Farmers are Carcassonne's Big Money
This summer I played Carcassonne (2-player, base game + Inns and Cathedrals - first expansion, considered by many rather a fix of problems the base game has, it's very common to suggest this expansion straight away for people learning the game) really a lot. I think something like 300-400 games, all against my girfriend, we both were new to the game. When one of us found a new trick, the other looked for a way to go around it, and so on. When recently I started to learn Dominion, I noticed similarities to how we learned Carcassonne.
First you just have fun laying tiles so they fit together. Meeples go on the table, score, come back. A light family game. If you play just to have a bit of fun, you stay at this level. But if you like competing, you look for efficient ways to the win. After a few games a big farm will be scored. Something like 10 cities, singlehandedly deciding the win. Then you see that nearly every game has a high scoring farm. If you place tiles semirandomly, with no big plan, it tends to go this way. So you discover "the broken strategy". Farmer wars begin - the game is a contest to claim the big farm with a side activity of trying to score some points when this doesn't hurt the farm assault. But those points are only a tiebreaker in case the farm is claimed by both players.
You can stop there. Carcassonne becomes a random game with one dominant strategy for you. Or you can find other possibilities. Often ignored and placed anywhere on the side road tiles can be good farm dividers keeping your farming opponent in check. If a chance comes, a big city, long road or a few cloisters adjacent to each other can score big points too. Suddenly farms are important, but the big farm no longer is the main game decider.

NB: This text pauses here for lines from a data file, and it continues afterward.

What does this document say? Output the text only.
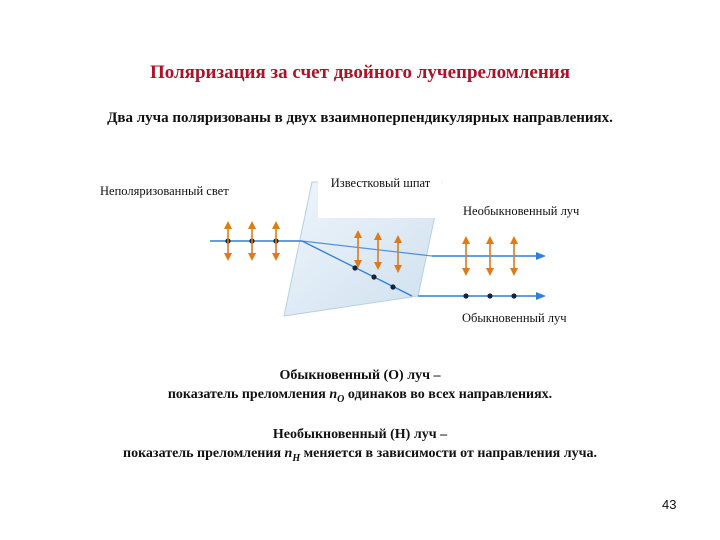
Поляризация за счет двойного лучепреломления
Два луча поляризованы в двух взаимноперпендикулярных направлениях.
Неполяризованный свет
Известковый шпат
Необыкновенный луч
Обыкновенный луч
Обыкновенный (О) луч –
показатель преломления $n_O$ одинаков во всех направлениях.
Необыкновенный (Н) луч –
показатель преломления $n_H$ меняется в зависимости от направления луча.
43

And probably there are more layers above that. I guess it takes way more games to truly master this game. But, as after 3 months of playing small Carcassonne set I bought Big Box + some extras, we moved to playing Mega-Carc, a brain burner with over 200 tiles, over 10 ways to score, 3 very different ways to kill your opponent's meeples and a few other twists, including new ways both to divide and to connect farms. This is a really hard game, mostly because there are very many things going on and you have to watch out for everything while managing 12-15 meeples with various properties and additional pieces you are given. The only downside of this game is that it takes more time - even experienced, quick players need an hour or more to complete it. That's why I feel Carcassonne and Dominion fit to each other - both are big game systems with many possibilities so it's likely someone will have fun playing both, but one is a long game and the other short, so you can choose depending on time you have.